According to the described prior-art embodiments, a full copy of the entire state is to be maintained in the R-unit to provide a sound restart point when errors are detected using the described or any other known or unknown error detection mechanisms.
In accordance with these mechanisms, when an error is detected, recovery is performed in accordance with Prior Art FIG. 4. The method 400 commences when an error condition is detected in step 410. Recovery logic of R-unit 350 inhibits further execution in step 420. R-unit flushes all pipelines and other associated state in step 430. Modified memory data corresponding to committed known good state is retired to the memory subsystem.
After prior state has been purged from the microprocessor, R-unit initiates a recovery sequence and control is passed to special purpose recovery logic in step 440. In step 450, in accordance with embodiments of R-unit based recovery methods, dedicated data paths, either integrated in preexisting scan test logic, or otherwise integrated in the design), allows R-unit recovery logic to write and update each and every architected state bit in the microprocessor.
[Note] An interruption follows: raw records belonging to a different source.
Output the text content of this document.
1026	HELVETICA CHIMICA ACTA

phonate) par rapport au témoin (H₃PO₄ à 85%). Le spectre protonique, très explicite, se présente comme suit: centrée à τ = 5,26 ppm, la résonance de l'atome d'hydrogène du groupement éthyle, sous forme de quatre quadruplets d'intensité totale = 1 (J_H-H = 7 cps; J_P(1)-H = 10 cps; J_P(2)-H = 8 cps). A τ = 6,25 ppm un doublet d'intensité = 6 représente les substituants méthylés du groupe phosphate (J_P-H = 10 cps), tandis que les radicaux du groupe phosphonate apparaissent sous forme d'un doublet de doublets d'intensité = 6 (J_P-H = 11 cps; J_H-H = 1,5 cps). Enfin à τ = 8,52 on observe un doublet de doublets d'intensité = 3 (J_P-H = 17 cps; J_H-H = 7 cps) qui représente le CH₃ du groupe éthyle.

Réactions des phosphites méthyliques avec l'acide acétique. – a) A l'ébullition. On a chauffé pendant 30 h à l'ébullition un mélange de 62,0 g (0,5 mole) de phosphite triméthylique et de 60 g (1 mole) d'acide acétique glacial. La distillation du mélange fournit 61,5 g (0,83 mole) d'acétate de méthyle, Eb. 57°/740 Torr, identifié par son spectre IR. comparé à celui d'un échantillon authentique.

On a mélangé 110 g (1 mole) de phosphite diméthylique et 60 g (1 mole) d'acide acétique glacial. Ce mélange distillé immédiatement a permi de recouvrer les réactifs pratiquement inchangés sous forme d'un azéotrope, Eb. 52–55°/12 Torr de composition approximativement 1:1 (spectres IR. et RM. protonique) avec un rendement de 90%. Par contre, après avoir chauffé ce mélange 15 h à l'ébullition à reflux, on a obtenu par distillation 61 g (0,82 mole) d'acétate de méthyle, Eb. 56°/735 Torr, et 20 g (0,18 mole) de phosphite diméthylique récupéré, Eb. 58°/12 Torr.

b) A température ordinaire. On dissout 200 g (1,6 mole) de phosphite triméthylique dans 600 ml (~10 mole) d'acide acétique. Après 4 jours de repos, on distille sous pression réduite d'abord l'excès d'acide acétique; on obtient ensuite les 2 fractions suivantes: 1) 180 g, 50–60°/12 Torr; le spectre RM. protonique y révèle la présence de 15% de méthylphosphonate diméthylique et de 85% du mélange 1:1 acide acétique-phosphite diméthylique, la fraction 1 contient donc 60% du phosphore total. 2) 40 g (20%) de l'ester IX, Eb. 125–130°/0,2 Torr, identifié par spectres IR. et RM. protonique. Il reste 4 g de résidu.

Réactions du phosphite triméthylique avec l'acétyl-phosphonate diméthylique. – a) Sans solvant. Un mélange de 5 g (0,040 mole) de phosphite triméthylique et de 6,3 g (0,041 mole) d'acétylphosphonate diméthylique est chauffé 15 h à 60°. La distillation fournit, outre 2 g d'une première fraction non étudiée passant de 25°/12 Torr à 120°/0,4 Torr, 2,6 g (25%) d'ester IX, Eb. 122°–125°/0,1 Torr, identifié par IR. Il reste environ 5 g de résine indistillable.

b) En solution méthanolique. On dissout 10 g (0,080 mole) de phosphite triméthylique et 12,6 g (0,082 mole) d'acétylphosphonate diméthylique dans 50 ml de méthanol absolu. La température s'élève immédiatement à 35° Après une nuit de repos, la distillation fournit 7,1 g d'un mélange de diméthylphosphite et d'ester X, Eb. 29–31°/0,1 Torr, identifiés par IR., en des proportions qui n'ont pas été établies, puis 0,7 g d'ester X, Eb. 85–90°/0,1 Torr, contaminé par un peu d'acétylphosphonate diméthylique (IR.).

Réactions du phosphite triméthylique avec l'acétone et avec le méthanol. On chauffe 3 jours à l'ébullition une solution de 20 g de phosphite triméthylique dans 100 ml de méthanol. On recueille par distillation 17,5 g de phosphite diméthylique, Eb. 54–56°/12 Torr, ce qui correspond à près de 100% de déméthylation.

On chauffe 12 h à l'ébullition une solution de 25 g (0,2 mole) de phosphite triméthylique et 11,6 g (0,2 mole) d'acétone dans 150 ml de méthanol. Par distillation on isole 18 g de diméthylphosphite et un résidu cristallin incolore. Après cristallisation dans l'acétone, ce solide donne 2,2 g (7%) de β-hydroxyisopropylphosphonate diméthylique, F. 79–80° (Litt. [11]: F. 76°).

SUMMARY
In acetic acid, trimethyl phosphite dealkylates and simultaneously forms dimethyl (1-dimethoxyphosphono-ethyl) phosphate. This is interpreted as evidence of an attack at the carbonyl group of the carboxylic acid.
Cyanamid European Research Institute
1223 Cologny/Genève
In step 460, the state update has completed, and the microprocessor restarts execution from the recovered state.
Thus, as is evident from the description contained herein, while the R-unit provides superior fault tolerance by providing means for checking correctness and recovering when incorrect execution is determined, the costs are significant, due to the increased area for duplicating the computational core, storing a copy of the architected state distinct and separate from the execution paths, providing special purpose control and recovery paths based on providing a mode of operation to allow R-unit control, and providing special data paths to transfer data to the R-unit under normal execution and to write and update every architected state bit during the recovery sequence.
To continue delivering cost reductions by continuing to shrink device sizes in new technologies, what is needed in the art is a new method to address soft error rates. What is further needed in the art are methods and apparatus to provide such resilience without adding significant design complexity, power consumption or area (thus controlling design, debug and manufacturing costs).